Подъехала машина. Вернулся Коля. Адам проводил Сашеньку к грузовичку, помог ей взобраться в кузов.

Коля подошел к еще не закрытому брезентом заднему борту и доложил, что снабженец, который полетел в Москву, уверил его, что пакет будет у Сашиной мамы завтра.

– Ты представляешь! – восхищенно сказала Сашенька Адаму.

– Нормально. Они вылетают обычно ближе к полуночи и к утру бывают в Москве. Так что, я думаю, он не врет. И ему самому интересно сразу своего начальника повидать.

– Дай Бог! – пожелала Сашенька.

Адам ловко снял сапог с ее больной ноги.

– А я думала, не снимется, как ты здорово!

– Да ладно уж! – польщенно отвечал Адам. – У меня с руками все в порядке.

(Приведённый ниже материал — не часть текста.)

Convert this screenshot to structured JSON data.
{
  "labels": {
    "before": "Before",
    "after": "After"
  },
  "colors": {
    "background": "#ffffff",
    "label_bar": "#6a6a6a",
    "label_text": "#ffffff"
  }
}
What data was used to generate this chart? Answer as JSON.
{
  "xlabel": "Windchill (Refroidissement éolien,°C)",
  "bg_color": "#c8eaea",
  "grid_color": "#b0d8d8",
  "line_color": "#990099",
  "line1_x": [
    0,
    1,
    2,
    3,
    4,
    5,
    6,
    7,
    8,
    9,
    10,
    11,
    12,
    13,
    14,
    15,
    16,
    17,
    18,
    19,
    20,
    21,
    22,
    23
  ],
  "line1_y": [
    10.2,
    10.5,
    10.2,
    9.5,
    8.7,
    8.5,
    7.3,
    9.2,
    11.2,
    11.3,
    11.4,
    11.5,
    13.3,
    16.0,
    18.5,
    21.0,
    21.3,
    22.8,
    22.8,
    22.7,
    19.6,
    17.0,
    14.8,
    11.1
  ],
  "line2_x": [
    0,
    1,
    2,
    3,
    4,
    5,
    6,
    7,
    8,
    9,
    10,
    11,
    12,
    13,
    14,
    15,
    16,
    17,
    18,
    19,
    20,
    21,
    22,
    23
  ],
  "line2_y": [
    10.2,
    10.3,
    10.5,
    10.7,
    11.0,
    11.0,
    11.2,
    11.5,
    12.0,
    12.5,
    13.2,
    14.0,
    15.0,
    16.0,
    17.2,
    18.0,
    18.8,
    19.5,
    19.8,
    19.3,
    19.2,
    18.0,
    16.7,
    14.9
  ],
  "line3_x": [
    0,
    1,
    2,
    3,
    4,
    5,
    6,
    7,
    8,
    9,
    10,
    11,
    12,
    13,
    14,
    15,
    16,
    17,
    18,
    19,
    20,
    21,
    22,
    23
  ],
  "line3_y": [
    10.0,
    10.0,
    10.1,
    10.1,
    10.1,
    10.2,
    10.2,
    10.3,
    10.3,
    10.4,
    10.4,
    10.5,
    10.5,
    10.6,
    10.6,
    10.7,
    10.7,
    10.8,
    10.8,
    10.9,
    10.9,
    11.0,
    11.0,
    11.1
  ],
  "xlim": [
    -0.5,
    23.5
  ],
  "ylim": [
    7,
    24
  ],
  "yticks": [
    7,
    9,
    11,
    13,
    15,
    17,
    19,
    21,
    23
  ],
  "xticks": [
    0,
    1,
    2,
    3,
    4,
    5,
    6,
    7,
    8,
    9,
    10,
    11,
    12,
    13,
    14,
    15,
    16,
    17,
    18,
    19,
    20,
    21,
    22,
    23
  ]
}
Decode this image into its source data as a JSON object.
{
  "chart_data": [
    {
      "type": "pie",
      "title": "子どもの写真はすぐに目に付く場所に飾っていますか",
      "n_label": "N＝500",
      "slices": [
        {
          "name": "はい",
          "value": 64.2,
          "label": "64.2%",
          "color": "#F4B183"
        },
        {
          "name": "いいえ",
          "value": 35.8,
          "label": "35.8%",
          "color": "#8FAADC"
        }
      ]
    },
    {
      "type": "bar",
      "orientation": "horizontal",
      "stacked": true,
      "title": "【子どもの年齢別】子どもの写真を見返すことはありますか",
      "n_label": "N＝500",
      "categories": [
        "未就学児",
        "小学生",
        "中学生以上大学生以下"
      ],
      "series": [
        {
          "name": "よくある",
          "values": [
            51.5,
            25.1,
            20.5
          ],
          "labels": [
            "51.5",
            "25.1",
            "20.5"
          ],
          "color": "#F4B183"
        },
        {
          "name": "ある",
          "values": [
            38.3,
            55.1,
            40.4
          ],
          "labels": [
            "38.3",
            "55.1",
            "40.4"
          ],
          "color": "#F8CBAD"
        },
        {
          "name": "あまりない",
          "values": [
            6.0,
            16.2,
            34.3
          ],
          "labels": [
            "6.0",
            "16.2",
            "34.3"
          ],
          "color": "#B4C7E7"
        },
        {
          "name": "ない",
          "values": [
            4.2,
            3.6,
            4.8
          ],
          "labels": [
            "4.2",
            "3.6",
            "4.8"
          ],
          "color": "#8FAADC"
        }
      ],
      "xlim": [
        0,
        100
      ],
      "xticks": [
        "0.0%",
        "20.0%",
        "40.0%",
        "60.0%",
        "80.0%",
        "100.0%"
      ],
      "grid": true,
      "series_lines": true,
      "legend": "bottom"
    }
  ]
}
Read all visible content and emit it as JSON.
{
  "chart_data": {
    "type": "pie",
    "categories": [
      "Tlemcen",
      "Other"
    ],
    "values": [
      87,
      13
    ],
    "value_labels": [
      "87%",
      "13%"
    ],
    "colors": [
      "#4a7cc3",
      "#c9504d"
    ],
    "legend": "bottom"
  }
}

– У тебя со всем все в порядке! – засмеялась Сашенька, умащиваясь на топчанчике. – Возвращайся к ребятам, а я пока так полежу, не раздеваясь. Мне без тебя будет холодно.

Адам пошел догуливать в мужскую компанию.

Сашенька лежала на топчанчике в своем домике-грузовичке и думала о том, какой разнообразный получился день, как пахли травы в их уголке, как нес Адам ее на руках по широкому полю, какой он крепкий, ловкий, умелый да еще и красавец писаный… Боже, неужели все это мне?! Она задремала, и ей приснился сон: стоит она во всем рваном, с голыми плечами в каком-то глухом дворе, окруженном серыми стенами с потеками дождя, и вдруг одна стена двинулась на нее, и ей не спастись, не уйти… Она хочет вскрикнуть от ужаса и не может.

– Ты чего кричишь? – потряс ее за плечо Адам.

– Ой, разве я кричала? Стена пошла на меня темно-серая, то ли земляная, то ли каменная. Я так испугалась! И мне казалось во сне, что хочу крикнуть и не могу…

– Сон не из лучших, – сказал Адам, раздеваясь.

– Тьфу! Тьфу! Тьфу! Куда ночь – туда и сон! Куда ночь – туда и сон! – присев на топчанчике, поплевала через левое плечо Сашенька.

– А ты суеверная?

– Конечно.

– И я суеверный. Это нормально. – Адам зевнул, выпитый спирт и долгая беседа с ребятами сморили его. – Ладно, иди ко мне!

LII

Тайными стараниями медсестры Нади с недавнего времени Анна Карповна была переведена из душной, мокрой, пропитанной парами хозяйственного мыла, карболки, хлорки и запахами грязного белья госпитальной прачечной на свое прежнее место – в посудомойку, в «затишок» между двумя могучими дубами, где невзирая на войну жили себе поживали старый волкодав Хлопчик, кошки-амазонки Туся, Муся, Марыся и Панночка, ежик Малой, а также единственный из оставленных на постоянное место жительства котят некто Мурзик, сумевший втереться в доверие к псу Хлопчику и даже спавший с ним в одной будке.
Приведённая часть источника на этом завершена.